With further interest rate cuts forecast for the very near future, many savers are understandably asking themselves where the best place is for their money. “In times of financial uncertainty, finding a secure destination for your money and one that provides a good return can be difficult,” says Ken Thorkildsen, Director of Obelisk Private Finance. “However, there are some providers still offering reasonable rates on savings accounts and it’s also worth looking into alternatives.”

As Ken points out, the key to finding an account with a good interest rate is acting quickly and prudently since higher rates tend only to come with longer-term conditions. And if you want better interest for your money you may have to be prepared to deposit your savings for a minimum of a year. “Ideally, you should look into locking your savings in a fixed-rate account if you can afford to,” advises Ken, “because this sort of account isn’t affected by falls in the base rate. However, there are other options offering better returns.”

For those with small amounts of savings, Ken suggests looking at government bonds, which have the major advantage of being 100% secure. Government bonds (sometimes known as treasury bonds) have traditionally been overlooked by savers who have prefered the higher interest offered by banks. However, with the massive government investment involved in rescuing banks and other financial entities, government bonds look set to offer excellent returns.

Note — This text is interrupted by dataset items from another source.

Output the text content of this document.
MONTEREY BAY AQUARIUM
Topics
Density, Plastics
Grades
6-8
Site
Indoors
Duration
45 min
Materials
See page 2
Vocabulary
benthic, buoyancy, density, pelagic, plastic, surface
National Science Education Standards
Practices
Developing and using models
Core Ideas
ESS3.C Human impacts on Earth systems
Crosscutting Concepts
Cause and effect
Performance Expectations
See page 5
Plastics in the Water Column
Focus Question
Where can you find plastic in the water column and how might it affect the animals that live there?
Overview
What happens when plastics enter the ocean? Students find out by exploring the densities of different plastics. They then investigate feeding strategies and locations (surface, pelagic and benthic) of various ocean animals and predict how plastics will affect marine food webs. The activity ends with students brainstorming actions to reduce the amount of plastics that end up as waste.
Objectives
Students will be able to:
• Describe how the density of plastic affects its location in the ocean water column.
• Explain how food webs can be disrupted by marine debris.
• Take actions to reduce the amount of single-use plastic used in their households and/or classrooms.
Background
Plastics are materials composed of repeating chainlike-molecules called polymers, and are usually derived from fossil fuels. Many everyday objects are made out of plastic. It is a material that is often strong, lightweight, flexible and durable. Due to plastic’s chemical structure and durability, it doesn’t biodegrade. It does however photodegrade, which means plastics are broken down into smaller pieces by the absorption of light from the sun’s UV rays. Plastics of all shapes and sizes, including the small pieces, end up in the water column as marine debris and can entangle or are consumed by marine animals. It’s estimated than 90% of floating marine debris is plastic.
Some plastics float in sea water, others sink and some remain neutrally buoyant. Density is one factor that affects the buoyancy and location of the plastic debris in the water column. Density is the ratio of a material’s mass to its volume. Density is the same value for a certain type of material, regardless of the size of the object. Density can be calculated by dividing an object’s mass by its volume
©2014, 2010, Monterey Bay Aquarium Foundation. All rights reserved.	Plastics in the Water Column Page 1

“Although governments are currently paying out huge sums of money in rescue packages, once the rescued entities have recovered, the government will recoup the initial investment, which will be returned via government bonds when they mature,” Ken predicts. “This is an ideal option for a cautious investor or anyone looking for a better return on their hard-earned savings. The total security offered by government bonds is an additional benefit.”

However, even the most successful government bonds are unlikely to provide you with more than 8% or 9% interest and for those looking to earn the most from their money, now may be the time to seriously consider putting them into property. “Only bricks and mortar in emerging markets are providing genuinely high returns now,” says Ken, “and if you’re preparing to invest medium to long term, say 5 years, then you can expect far higher returns than from a savings account.”
Ken advises looking into foreign mortgages as a way of making your money work even harder, but as he points out, property investment should only be undertaken after proper research and due diligence.